Fans of Lavender and Honey Kitchen’s cinnamon rolls and other sweet treats no longer have to wait till Saturday morning to pick them up at Cobblestone Farmers Market. Now, they can get them five days a week.
Lavender and Honey opened its own retail bakery and café Dec. 4 at 401 West End Blvd.
The move has been more than a year in the making, but even through months of the coronavirus pandemic there never was a doubt for owners Naomi and Natalie Gingerich.
“Actually, COVID was good for us. Our business grew by leaps and bounds because we were like a pop-up and Cobblestone was able to keep going,” Naomi Gingerich said.
Naomi Gingerich, 58, and daughter, Natalie, 31, signed a lease on West End Boulevard in November 2019. Because of the building’s former industrial use as a pest-control business, they had to do a thorough environmental cleanup through the EPA’s Brownfields Program, which stretched out the renovation. “Topsoil had to be removed from the site and everything. From the ground up, the whole place had to be cleaned up,” Naomi said.
The pandemic also caused a few delays in construction work, but eventually it all got done.
The new space is about 2,000 square feet. It includes not only a new and spacious kitchen — which customers can see through a glass window — but also seating in the form of one long dining table with benches as well as a handful of small café tables. A whole wall full of windows at the front makes the space feel light and airy. There is also a spacious patio in the rear.
The Gingeriches come from a Mennonite family in Ohio. Naomi Gingerich’s father was a farmer and Mennonite pastor. She grew up on the family farm and later moved into a new house on the same farm when she got married and started having children.
They moved to Winston-Salem in 2007. “We had spent our vacations on the North Carolina coast and had friends in Winston-Salem. We just needed a change,” Naomi said.
Natalie was a teenager at the time. Naomi worked a variety of jobs, but also started a food blog mainly devoted to her love of baking.
Natalie eventually got a degree in fashion marketing from the Art Institute of Charlotte. She was working as a buyer for boutiques but wasn’t loving the stress of the job.
Then in 2017, “My mom and I both happened to quit our jobs at the same time. We thought, ‘Let’s think of something we can do together that’s fun,’” Natalie said.
The answer came from Naomi’s blog, in which she was posting photos of what she baked.
“People were asking me where they could get these things,” Naomi said. “And my daughter was like, ‘Mom, you’re already baking every day, why don’t we do something with food?’”
They quickly rented space in Beta Verde’s commercial kitchen and got a vendor spot at Cobblestone.
Baking for Cobblestone began as a temporary summer fling that turned into a full-blown affair. “It just really took off,” Natalie said. “Right away, we had to keep baking more just to keep up with demand.”
The cinnamon rolls were a hit from the beginning, and they continue to be a best-seller. “We would have those growing up.

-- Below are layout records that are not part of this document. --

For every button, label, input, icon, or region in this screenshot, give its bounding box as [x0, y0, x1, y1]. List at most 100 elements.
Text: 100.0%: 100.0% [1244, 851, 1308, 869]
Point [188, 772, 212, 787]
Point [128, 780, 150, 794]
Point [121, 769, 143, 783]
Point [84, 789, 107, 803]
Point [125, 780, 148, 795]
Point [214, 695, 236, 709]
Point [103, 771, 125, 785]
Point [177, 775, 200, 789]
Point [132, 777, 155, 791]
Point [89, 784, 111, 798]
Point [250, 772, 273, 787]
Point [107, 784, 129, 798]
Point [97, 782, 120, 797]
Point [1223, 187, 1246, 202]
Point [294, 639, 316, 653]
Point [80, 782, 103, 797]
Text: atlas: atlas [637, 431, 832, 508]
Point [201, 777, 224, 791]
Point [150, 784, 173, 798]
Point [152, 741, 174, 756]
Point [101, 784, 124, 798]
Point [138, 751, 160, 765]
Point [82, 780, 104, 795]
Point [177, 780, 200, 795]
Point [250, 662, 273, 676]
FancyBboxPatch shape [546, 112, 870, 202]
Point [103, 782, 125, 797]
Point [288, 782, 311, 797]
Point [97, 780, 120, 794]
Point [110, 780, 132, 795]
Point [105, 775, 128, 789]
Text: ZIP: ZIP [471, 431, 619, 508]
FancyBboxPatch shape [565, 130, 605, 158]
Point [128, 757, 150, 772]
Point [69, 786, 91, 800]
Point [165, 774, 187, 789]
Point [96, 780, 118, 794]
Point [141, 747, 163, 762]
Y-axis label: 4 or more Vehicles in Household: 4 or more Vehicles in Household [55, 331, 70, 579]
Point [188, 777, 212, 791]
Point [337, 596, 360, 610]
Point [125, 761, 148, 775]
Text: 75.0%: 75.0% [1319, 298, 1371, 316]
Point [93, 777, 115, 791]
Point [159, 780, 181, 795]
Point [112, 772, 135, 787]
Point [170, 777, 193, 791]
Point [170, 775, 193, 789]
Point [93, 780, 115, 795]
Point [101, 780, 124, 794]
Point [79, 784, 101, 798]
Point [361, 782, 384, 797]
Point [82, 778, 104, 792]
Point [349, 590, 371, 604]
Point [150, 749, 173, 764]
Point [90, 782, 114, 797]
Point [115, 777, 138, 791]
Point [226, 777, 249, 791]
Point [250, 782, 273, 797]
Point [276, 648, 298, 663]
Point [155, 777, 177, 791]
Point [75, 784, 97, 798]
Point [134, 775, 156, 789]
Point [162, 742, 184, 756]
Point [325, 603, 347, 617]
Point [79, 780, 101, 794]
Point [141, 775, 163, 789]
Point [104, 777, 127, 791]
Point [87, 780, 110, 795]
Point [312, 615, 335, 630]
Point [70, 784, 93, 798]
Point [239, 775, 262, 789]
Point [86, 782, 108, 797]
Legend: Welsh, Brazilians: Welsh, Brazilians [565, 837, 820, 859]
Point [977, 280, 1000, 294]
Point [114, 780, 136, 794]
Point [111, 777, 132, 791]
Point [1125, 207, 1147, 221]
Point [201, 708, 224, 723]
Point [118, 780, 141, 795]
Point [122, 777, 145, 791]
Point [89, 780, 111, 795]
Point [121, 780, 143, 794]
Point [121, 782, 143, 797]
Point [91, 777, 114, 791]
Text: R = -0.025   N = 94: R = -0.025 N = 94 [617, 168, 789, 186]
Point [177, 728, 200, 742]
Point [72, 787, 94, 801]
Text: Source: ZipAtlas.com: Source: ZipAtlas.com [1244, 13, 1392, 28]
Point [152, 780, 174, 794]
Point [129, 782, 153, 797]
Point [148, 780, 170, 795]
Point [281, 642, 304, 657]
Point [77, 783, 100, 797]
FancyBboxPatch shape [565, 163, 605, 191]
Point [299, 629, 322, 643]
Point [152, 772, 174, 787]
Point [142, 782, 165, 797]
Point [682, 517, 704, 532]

My grandmother made them,” Natalie said. “They were for special occasions, like Thanksgiving and Christmas, because they take a lot of work. But they’re worth it.”
The new bakery offers all of the same items that Lavender and Honey’s customers have come to love.
In addition to cinnamon rolls, the bakery sells cakes, pies, cookies, scones and breads. The new location offers a full line of espresso drinks using Counter Culture Coffee of Durham. Kiley Duncan of Tea and Toast in Winston-Salem created some special tea blends for Lavender & Honey that include Black Cherry Rose and Lavender Sage White.
Cookies ($3) include such flavors as lemon-lavender and dark chocolate olive oil.
Pies ($6/slice) often are seasonal — especially when local fruit is available. Recently, the bakery was offering black bottom oat pie with chocolate ganache — a modern take on a Depression-era recipe — and coffee custard pie with a caramel topping.
Cakes ($6/slice) include caramel cake with cookie-butter buttercream icing and a “cure everything” chocolate cake with salted caramel buttercream.
Among the selection of scones ($5) are cheddar rosemary, cherry with almond glaze and jalapeno goat cheese.
Other items include sprouted-wheat loaves, sweet quick breads (tea loaves) and protein balls. The latter are dairy-free and gluten-free and recently were made with bee pollen or nutty cherry hempseed.
Soon the bakery expects to offer sourdough bread. And plans call for adding soups and salads for a lunch menu in January, as well as beer and wine.
The Gingeriches also want to use their new space for baking classes and dinner parties when it’s safe to do so.
Right now, they are adjusting to working with large commercial ovens and training a staff of 12. Natalie and Naomi always have shared baking duties. Natalie focuses on the cinnamon rolls and cookies, while Naomi concentrates on cakes and pies.
As they ramp up their operation, though, they often will have to rely on staff members to recreate family recipes as their own job descriptions evolve.
“Natalie’s very good with customers,” Naomi said. “I’m better with the bookkeeping and business decisions. We are learning to trust the baking duties to other people. But we’ll still be back in the kitchen some of the time with our hands in the dough.”